Alternative hospital funding proposal risky says study
October 27, 2014
TORONTO, ON – A new study says Canadian federal and provincial policymakers should be wary of funding hospitals through an activity-based funding (ABF) model.
This study is the first systemic review of worldwide evidence on ABF. It involved 19 researchers at several Canadian, Swiss and Australian universities, including Dr. Danielle Martin, a physician at Women’s College Hospital and professor in the Department of Family and Community Medicine at the University of Toronto.

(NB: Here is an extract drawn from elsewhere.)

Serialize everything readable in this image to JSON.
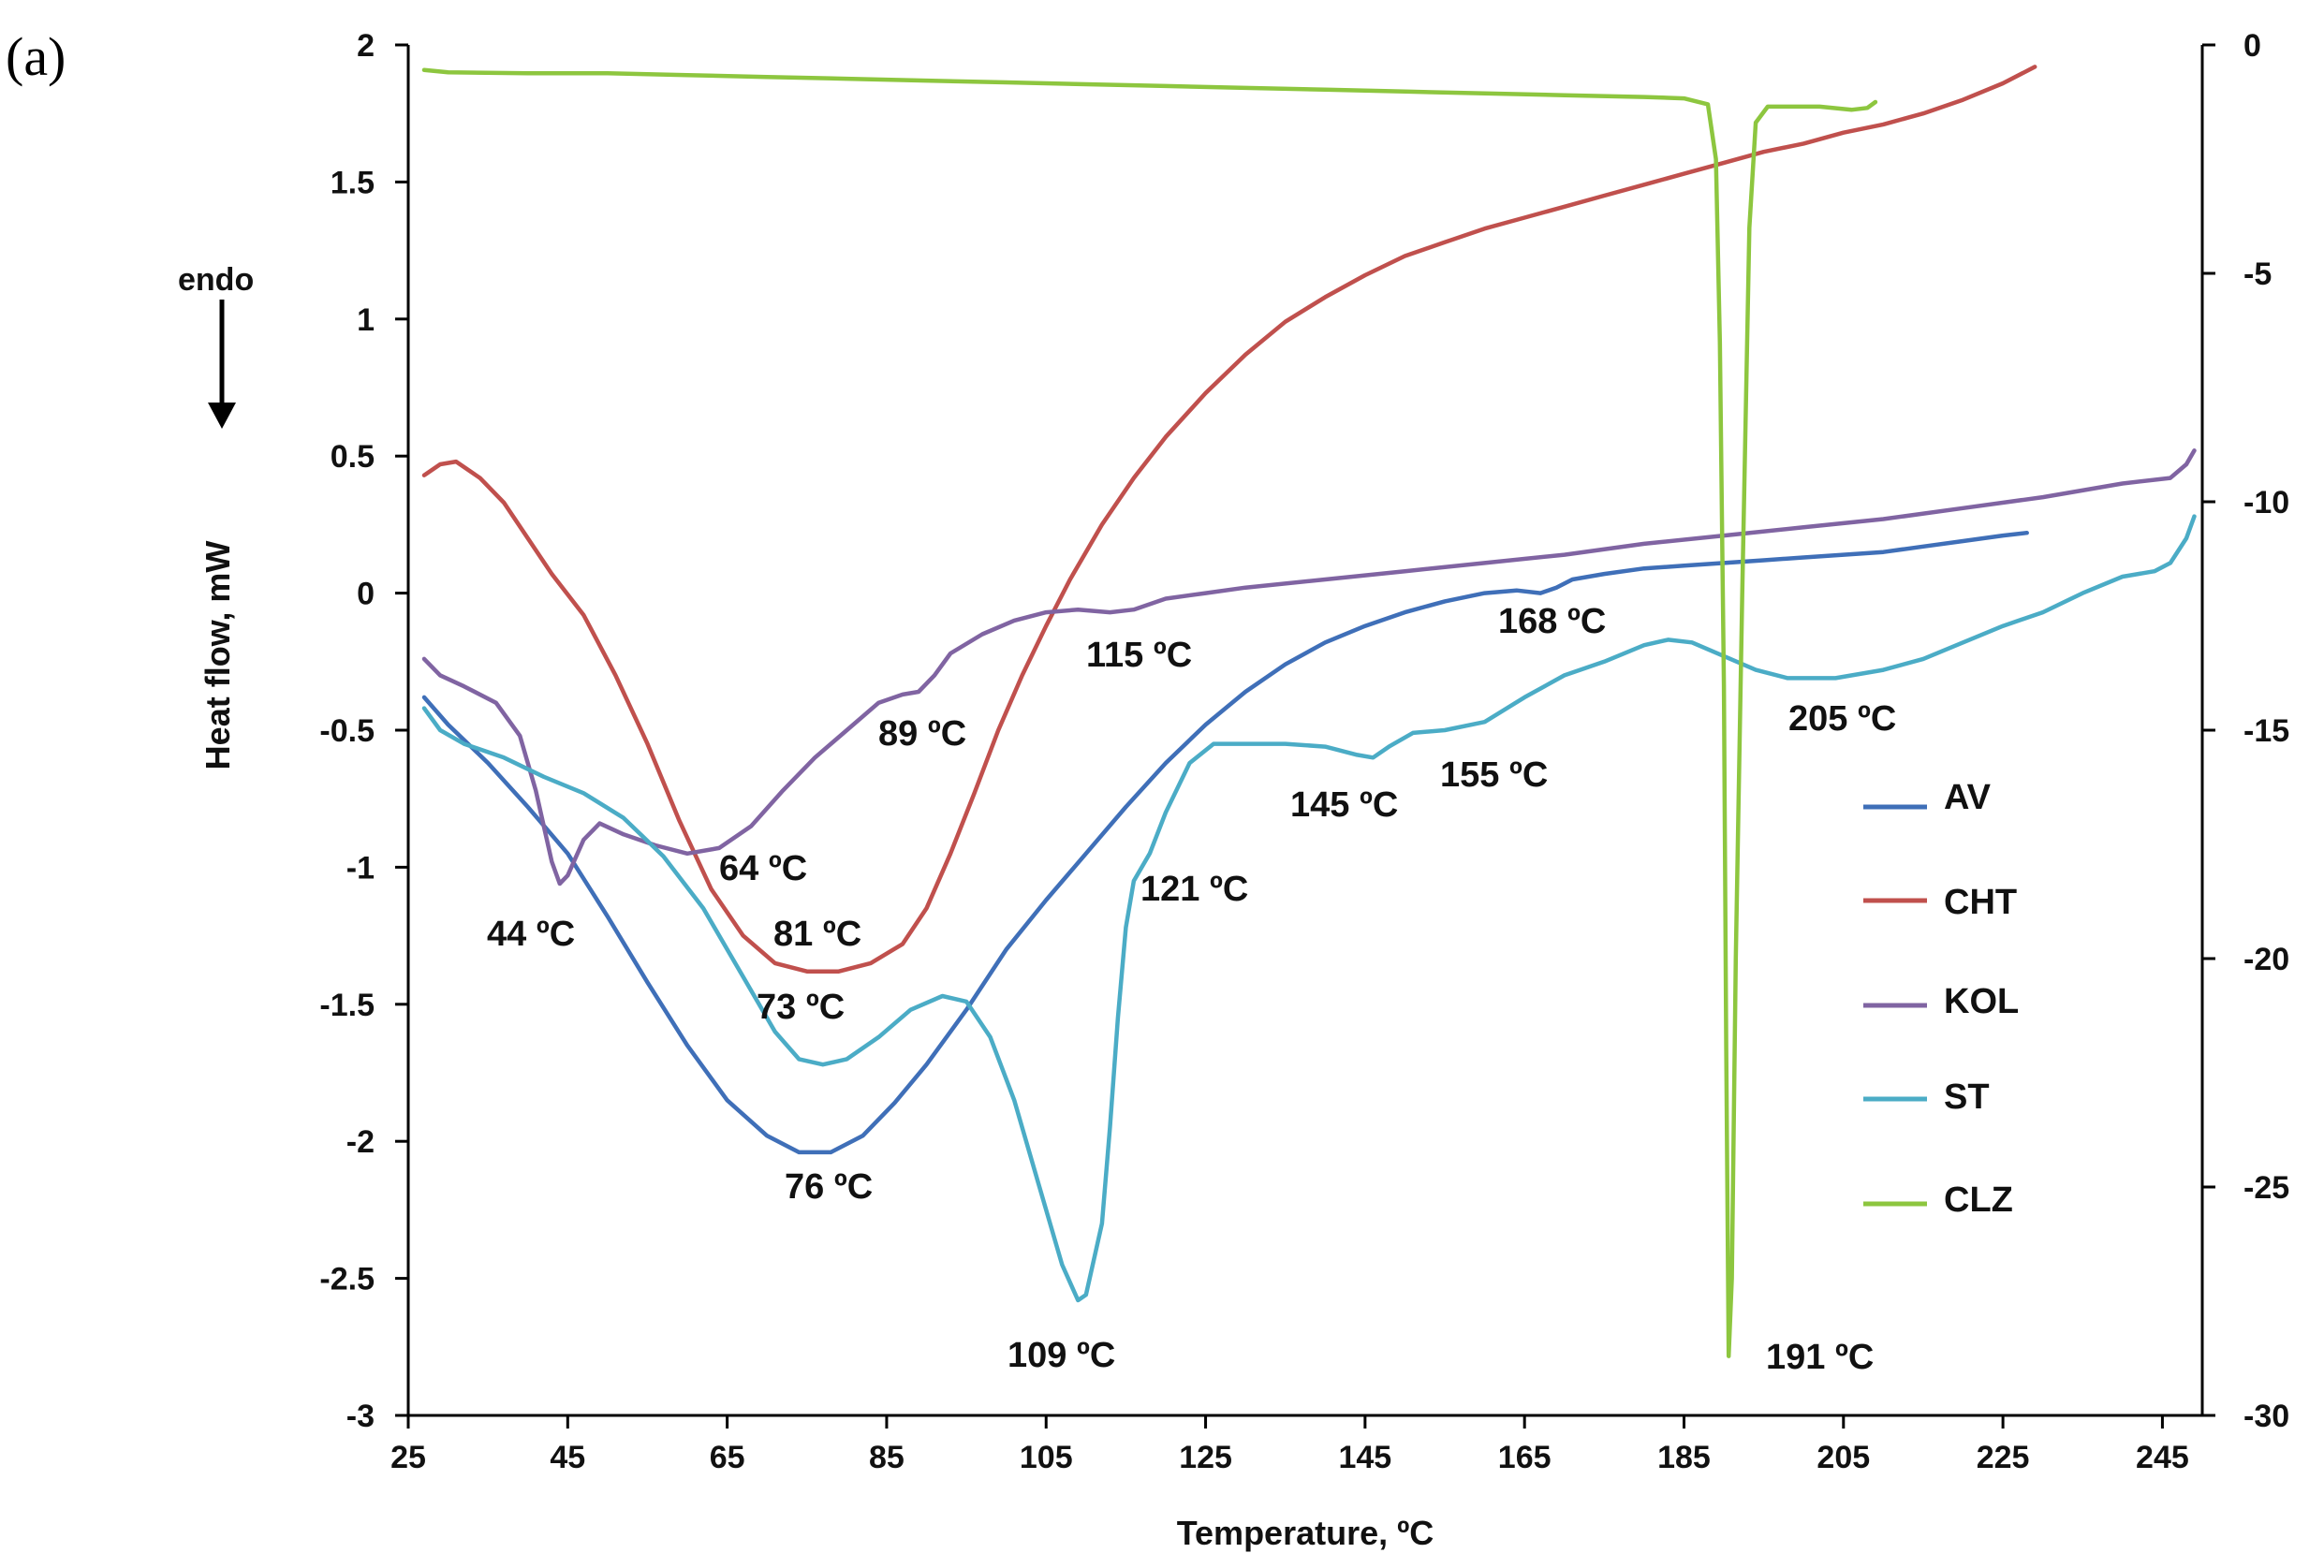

Under ABF, hospitals receive a predetermined fee for each episode of care. The fee is intended to cover the bundle of services and products ordinarily provided to patients with particular diagnoses, such as appendicitis, pneumonia, traumatic injury or childbirth. The aim of ABF is to increase efficiency and reduce wait times.
However the study, which was published in PLOS ONE, reveals that discharges from hospitals to post-acute services increased 24 per cent after implementing ABF. Instead of recovering in hospitals, patients were moved to community-based providers, such as convalescent care, long-term care, inpatient rehabilitation facilities, skilled nursing facilities and homecare.
“The message emerging from this comprehensive systematic review of the worldwide evidence available is that governments may not necessarily get the benefits they are expecting with activity-based funding,” warns Karen Palmer. The Simon Fraser University adjunct professor in both health sciences and science is the study’s principal investigator and lead author. “There may be adverse consequences for which governments are unprepared.”
British Columbia, Ontario and Quebec are among the Canadian provinces actively pursuing ABF following its adoption in the United States in 1983. ABF has since spread elsewhere, including England, Australia, Switzerland and Germany.
The study’s international research team screened 16,565 articles produced during the last 30 years, finding 65 relevant studies from Australia, Austria, England, Germany, Israel, Italy, Scotland, Sweden, Switzerland and the United States.
The researchers conclude that ABF encourages a “sicker and quicker” discharge of patients from hospitals. Compared to other hospital-funding mechanisms, study results show that ABF puts far more pressure on delivering post-acute care in the community and may also increase readmissions to hospital.
“In Canada, some hope that ABF will reduce waiting times through faster patient turnover. Our systematic review found no consistent improvements in the volume of hospital care with ABF, particularly in the number of acute admissions,” says Thomas Agoritsas, one of the study’s Swiss medical investigators and a researcher at McMaster University.
The authors point out that although Canada has publicly funded hospital and physician care, there is comparatively little public funding for home care, rehabilitation care and other forms of post-acute care.
“We don’t understand what precise combination of ingredients makes ABF work better or worse. That means that things could go badly wrong, including increases in death rates and increased administrative costs—wasteful spending our system cannot afford,” says Martin, who notes that the results varied across hospitals and jurisdictions.
The study was funded by the Canadian Institutes of Health Research.